Padahal, saya sendiri saban hari selalu berhadapan dengan planning, planning, dan planning. Liputan, harus direncanakan dengan sangat baik. Itu yang saya pelajari dari pekerjaan sebagai kuli tinta, sejak masa mahasiswa. Tentunya selain belajar arti disiplin dan deadline.

Saya tak pernah menyusun rencana begitu mendetail untuk perjalanan #Onedaytrip di Jogja, tempo hari. Satu hari itu, hanya dibekali pengetahuan asal caplok dari dunia maya. Toh, saya benar-benar masih hijau di kota istimewa itu.

Terlepas dari itu, saya justru semakin excited untuk menyambangi banyak tempat di negeri ini. Ada banyak (tantangan) perjalanan yang bisa membuat saya selalu menyunggingkan senyum. Kenyataannya, saya masih terikat di kota itu. Sebulan berikutnya, saya kembali datang dengan lebih banyak titik jelajah (meski hanya untuk penugasan liputan).

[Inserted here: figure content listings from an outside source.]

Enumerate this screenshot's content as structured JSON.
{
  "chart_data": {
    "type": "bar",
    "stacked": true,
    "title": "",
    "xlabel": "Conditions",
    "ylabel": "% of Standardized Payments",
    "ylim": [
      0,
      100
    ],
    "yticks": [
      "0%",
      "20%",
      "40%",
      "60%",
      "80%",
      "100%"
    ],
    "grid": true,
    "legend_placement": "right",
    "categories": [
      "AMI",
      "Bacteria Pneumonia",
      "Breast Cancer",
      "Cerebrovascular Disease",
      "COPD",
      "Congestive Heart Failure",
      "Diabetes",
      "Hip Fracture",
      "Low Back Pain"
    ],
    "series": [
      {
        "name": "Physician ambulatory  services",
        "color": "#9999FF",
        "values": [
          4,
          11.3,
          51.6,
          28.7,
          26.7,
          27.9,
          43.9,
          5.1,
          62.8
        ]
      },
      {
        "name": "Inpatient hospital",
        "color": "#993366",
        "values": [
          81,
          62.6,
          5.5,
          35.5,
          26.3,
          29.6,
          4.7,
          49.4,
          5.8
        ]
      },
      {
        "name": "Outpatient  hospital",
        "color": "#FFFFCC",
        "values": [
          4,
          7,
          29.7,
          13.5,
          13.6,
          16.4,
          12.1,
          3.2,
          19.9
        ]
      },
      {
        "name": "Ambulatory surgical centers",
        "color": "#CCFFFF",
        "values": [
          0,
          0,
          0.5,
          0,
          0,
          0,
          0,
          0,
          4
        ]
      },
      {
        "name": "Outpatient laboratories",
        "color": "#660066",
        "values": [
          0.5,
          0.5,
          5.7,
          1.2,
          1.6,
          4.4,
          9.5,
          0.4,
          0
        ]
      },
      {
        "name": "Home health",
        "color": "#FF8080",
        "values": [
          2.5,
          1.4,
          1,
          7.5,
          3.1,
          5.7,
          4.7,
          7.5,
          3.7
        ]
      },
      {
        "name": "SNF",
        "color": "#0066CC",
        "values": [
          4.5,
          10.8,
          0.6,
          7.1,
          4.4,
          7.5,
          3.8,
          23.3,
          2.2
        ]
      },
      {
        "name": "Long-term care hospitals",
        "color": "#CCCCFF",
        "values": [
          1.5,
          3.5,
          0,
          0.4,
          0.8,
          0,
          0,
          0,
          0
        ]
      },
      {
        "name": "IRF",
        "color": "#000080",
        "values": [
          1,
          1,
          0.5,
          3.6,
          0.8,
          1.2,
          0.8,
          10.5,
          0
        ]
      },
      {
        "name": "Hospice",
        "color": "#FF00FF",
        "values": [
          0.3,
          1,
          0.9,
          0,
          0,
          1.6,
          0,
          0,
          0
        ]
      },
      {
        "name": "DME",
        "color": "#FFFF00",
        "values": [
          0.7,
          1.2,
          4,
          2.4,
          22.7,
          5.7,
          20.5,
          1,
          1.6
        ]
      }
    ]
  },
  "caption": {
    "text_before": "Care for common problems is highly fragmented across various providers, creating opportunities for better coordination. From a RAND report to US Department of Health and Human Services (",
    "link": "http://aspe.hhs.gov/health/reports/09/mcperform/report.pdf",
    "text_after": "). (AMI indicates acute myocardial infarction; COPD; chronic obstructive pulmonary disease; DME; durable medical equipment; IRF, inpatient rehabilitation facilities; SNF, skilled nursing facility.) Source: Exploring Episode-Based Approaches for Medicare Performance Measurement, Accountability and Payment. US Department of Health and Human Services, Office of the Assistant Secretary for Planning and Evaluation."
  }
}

Akan tetapi, beberapa hal yang berentetan itu semakin membuat saya yakin akan perjalanan-perjalanan berikutnya. Jauh dan semakin jauh. Baru dan semakin baru. Bisa jadi ke luar negeri (yang sudah lama saya inginkan). Maka tak heran jika saya akhirnya memutuskan untuk membuat paspor. Tak peduli arah angin akan membawa kemana...





--Imam Rahmanto--


Ps: Sebenarnya saya ingin meluangkan banyak waktu untuk bercerita segala hal tentang Jogja. Nyatanya, waktu terus berjalan dan membuat saya terperangkap dalam kisah-kisah itu. Di sisi lain, saya punya banyak hal lainnya di kepala yang ingin dipulangkan pada "rumah" tersayang ini.